You can use TIFF Image Printer and Raster Image Printer to effortlessly extract text from images by printing your images or scanned PDF documents. With just one step, you can create TIFF images and extract the text from pages into an editable text file, making it easy to modify the content as needed.
If you have a scanned PDF document and need to create searchable PDF files, see Convert PDF to Searchable PDF with OCR instead.
What is OCR?
OCR (Optical Character Recognition) searches for and recognizes text (characters) on scanned pages or images and extracts it as digital text. Outside factors such as image quality, the font used, and any image background on the pages will all affect the quality of the OCR results.
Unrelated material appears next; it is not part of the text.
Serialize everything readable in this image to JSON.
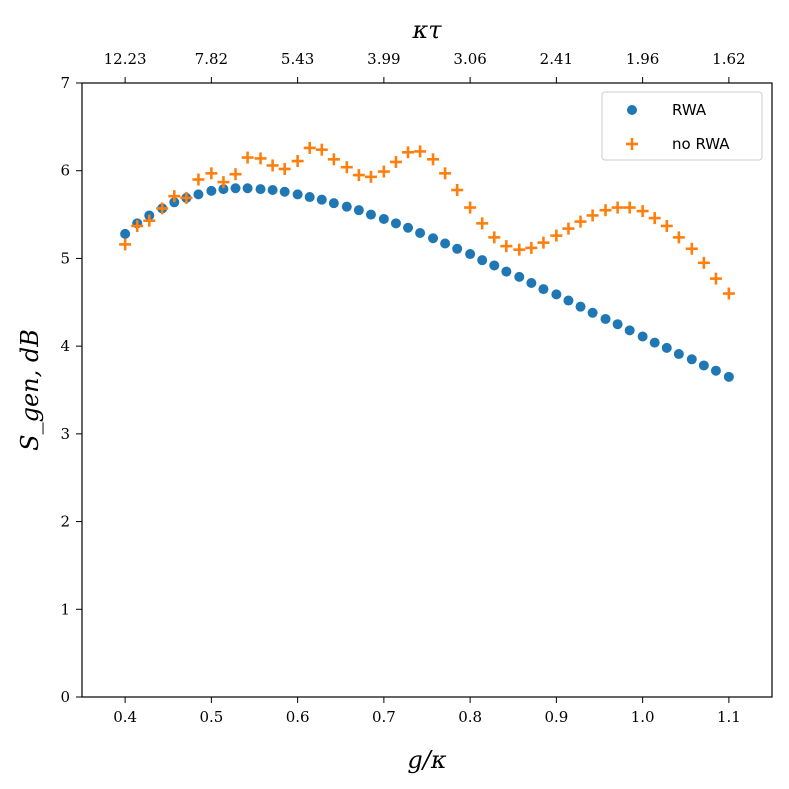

You can save the text output from the OCR process as hOCR, Text, or ALTO files. From the OCR settings, you can choose which type of extracted text file to create from the options in the OCR tab and even generate all of them at once if you want.
We’re using the TIFF Image Printer below to extract text from images, but the steps are the same for the Raster Image Printer. For Raster Image Printer, this works for all output images, TIFF, PNG, JPEG, etc.
Create the Extract Text From Images Profile
To start, open the Dashboard by double-clicking on the desktop shortcut for your printer.
The Dashboard gives you access to license information, printers, and resources, but most importantly, creating, copying, and editing profiles.
Select Edit & Create Profiles to open the Profile Manager to create a new profile.
Find the system profile named Color Optimized TIFF. Create a copy of it using the copy icon in the lower left. The same steps we are doing here apply to any system profile. You can also create custom profiles through the Add a profile button.
Configure OCR For The Extract Text From Images Profile
Give your new profile a name and a description. Next, go to the OCR tab and turn on OCR (Optical Character Recognition). Running OCR on each page can be a time-consuming step. For this reason, it is disabled to start.
Next, choose which OCR text files to create. There are three to choose from, and you can select to create more than one type.
- hOCR is an XHTML file containing the text extracted from the page. It also stores format and layout information and a score for how confident the OCR engine is on its match.
- Text creates a UTF-8 text file containing only the extracted text.
- ALTO is similar to hOCR but stores the information as XML following the Analyzed Layout and Text Object specification
For our example, we chose Text OCR. We only want to extract the text from the page and don’t care about the layout or positioning on the page.
Lastly, choose which languages to look for on the page. You must select at least one language. The more languages to match against, the longer the OCR process will take. If you have documents with mixed languages, select all languages used.
PEERNET Image Printers can recognize Arabic, English, French, German, Hebrew, Hindi, Italian, and Spanish, with additional languages available to download.
Saving and Using the New Printer Profile
With your OCR settings configured, you can now Save the changes to your new profile. Click the Back arrow to return to the main screen of the Profile Manager and then close it.
We have our new profile. Let’s set it as the default profile TIFF Image Printer uses when printing. To do this, return to the TIFF Image Printer Dashboard and select Manage Printers to open Printer Management.
The Printer Management screen lists all copies of your TIFF Image Printer and which profile to use when creating files using that printer.
Next to the printer name, use the drop box to set your new OCR profile as the default profile. Here, we created the new profile OCR Color Optimized TIFF and we will select that profile. This profile creates multipaged TIFF images. We will use OCR to scan the pages and save the text as a separate text file along with the TIFF image.
Select the Save icon to save your changes to the printer settings.
Close Printer Management and the Dashboard.
Convert Scanned PDF to TIFF and Extract Text From Images
Open the document you want to convert to TIFF and extract text from images into an editable file. Here, we opened a scanned PDF in Adobe Reader. You can do the same with TIFF, PNG, and other image files.
Each page in our document is an image. We want to recognize and save the text in this file as we create the TIFF images. You can tell if a page is a scanned image as you cannot select any text on the page, only an area of the page, as shown below.
Select File – Print from your application, and select TIFF Image Printer 12 from the list of printers. Then click Print to send the document to the printer.
Printing your document will prompt you to choose the name and location of your new TIFF image and OCR text file. The OCR process saves the extracted text files with the same base name and location as the new image.
Leave the profile OCR Color Optimized TIFF selected in the Save as type field.
Click Save to create your TIFF image and OCR text file.
And we are done. That is all there is to extract text from images using the PEERNET Image Printers. Looking at our new TIFF image and OCR text file, we can see that the text file contains the extracted text from the image.